We're now really close to our goal, except that we still accept nonsensical expressions like the following, which uses a position outside of its scope.

lam ! (app (lam ! @2) @2)

In order to fix this, we can refine our dependent types even more by parameterizing both on the expression we want to take our holes in, and on the current variable position. How do we represent the current variable position? With values of type "Hole?", of course!

Values of type "Hole! (lam ! (app (lam ! @@) ?))"
8) lam @ (app (lam ! @@) ?)
9) lam ! (app (lam @ @@) ?)

Values of type "Hole! (lam ! (app (lam ! ?) @@))"
10) lam @ (app (lam ! ?) @@)

Values of type "Hole! (lam ! (app @@ ?))"
11) lam @ (app @@ ?)

Values of type "Hole! (lam ! (app ? @@))"
12) lam @ (app ? @@)

Now let's make a series of simplifying transformations to the above solution. First, let's drop "app" completely, keeping only the branch in which the "@@" hole is.

Values of type "Hole! (lam ! (lam ! @@))"
8) lam @ (lam ! @@)
9) lam ! (lam @ @@)

Values of type "Hole! (lam ! @@)"
10) lam @ @@

Values of type "Hole! (lam ! @@)"
11) lam @ @@

Values of type "Hole! (lam ! @@)"
12) lam @ @@

Next, let's replace the series of nested (lam ! ...) by a single number keeping track of the number of levels of nesting.

Values of type "Hole! 2 @@"
8) lam @ (lam ! @@)
9) lam ! (lam @ @@)

Values of type "Hole! 1 @@"
10) lam @ @@

Values of type "Hole! 1 @@"
11) lam @ @@

Values of type "Hole! 1 @@"
12) lam @ @@

It is now apparent that the type "Hole! n @@" has exactly n values. Therefore we can simplify the values by using a simple number between 1 and n to represent the number of nesting layers between the "@" and the "@@".

Values of type "Hole! 2 @@"
8) 2
9) 1

Values of type "Hole! 1 @@"
10) 1

Values of type "Hole! 1 @@"
11) 1

Values of type "Hole! 1 @@"
12) 1

Finally, we have reached a stage where holes and positions do not play any role anymore. We simply have numbers counting the number of surrounding lambdas which lie between the variable and the position it references. This, it turns out, is precisely DeBruijn's notation.

Representation of "lam x (app (lam y y) x)"
13) lam ! (app (lam ! 1) 1)
(note that the two 1s refer to distinct positions)

Representation of "lam x (app x x)"
14) lam ! (app 1 1)

In conclusion, DeBruijn notation is both equivalent and simpler than the (properly restricted) notion of positions. That's why you should want to represent variables using deBruijn indices, not positions nor terms with holes.

leithaus said...

Way cool!

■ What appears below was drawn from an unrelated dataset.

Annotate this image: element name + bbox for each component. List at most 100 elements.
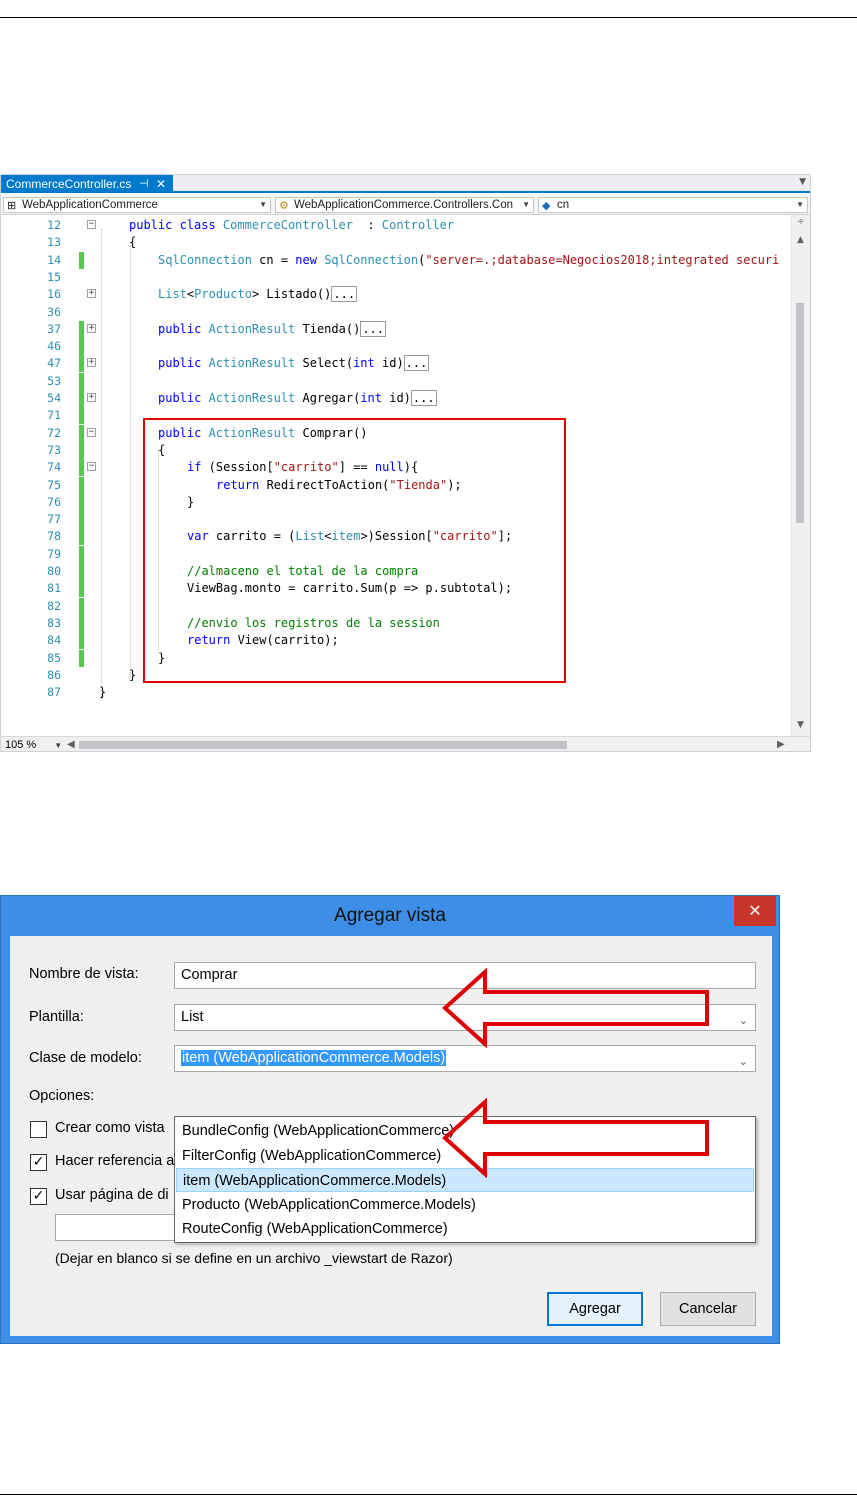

Thank you for these posts! i'm going to have to study them carefully.

i surely agree with you that if i just want position, then i can do with somewhat less than the context type ∂T[N]. This was really just a placeholder in my thinking to spur me to come back and do further analysis.

The design direction is not to merely to find a way to tie the recursive knot on lambda variables in terms of lambda term structure. Once i found rho, i found plenty of ways to do that.

The vector of my thinking is genuinely about context and position. Here's a potentially motivating question. It turns out that there is no fully abstract encoding of ambient calculus into pi-calculus. Let us, however, consider a pi-calculus in which names are positions and/or contexts in pi-terms. If we then add term constructor to turn names back into locations we have a means of implementing the ambient in, out and open.

i suspect that we can use this as an intermediate language into which we can facilitate an encoding from pi-calculus to ambient calculus.

There are much more general desiderata i am pursuing; however, i'm a bit reluctant to explain the programme in this venue as it's very ambitious.

leithaus said...

Another quick point: the idea is quite generic. It is not restricted to lambda or pi-calculus. It works for any monad (that is "concrete" enough to essentially be a term algebra).

T[N] = [some term algebra]
N = ∂T[N]

This has more applications than the ones i thought of. A geometric topologist friend of mine was wondering if there was a homology theory hiding in this.

gelisam said...

I thought I understood what you wanted to do, but now I'm completely lost. I don't think I have the expertise you need after all, so, good luck on your ambitious project.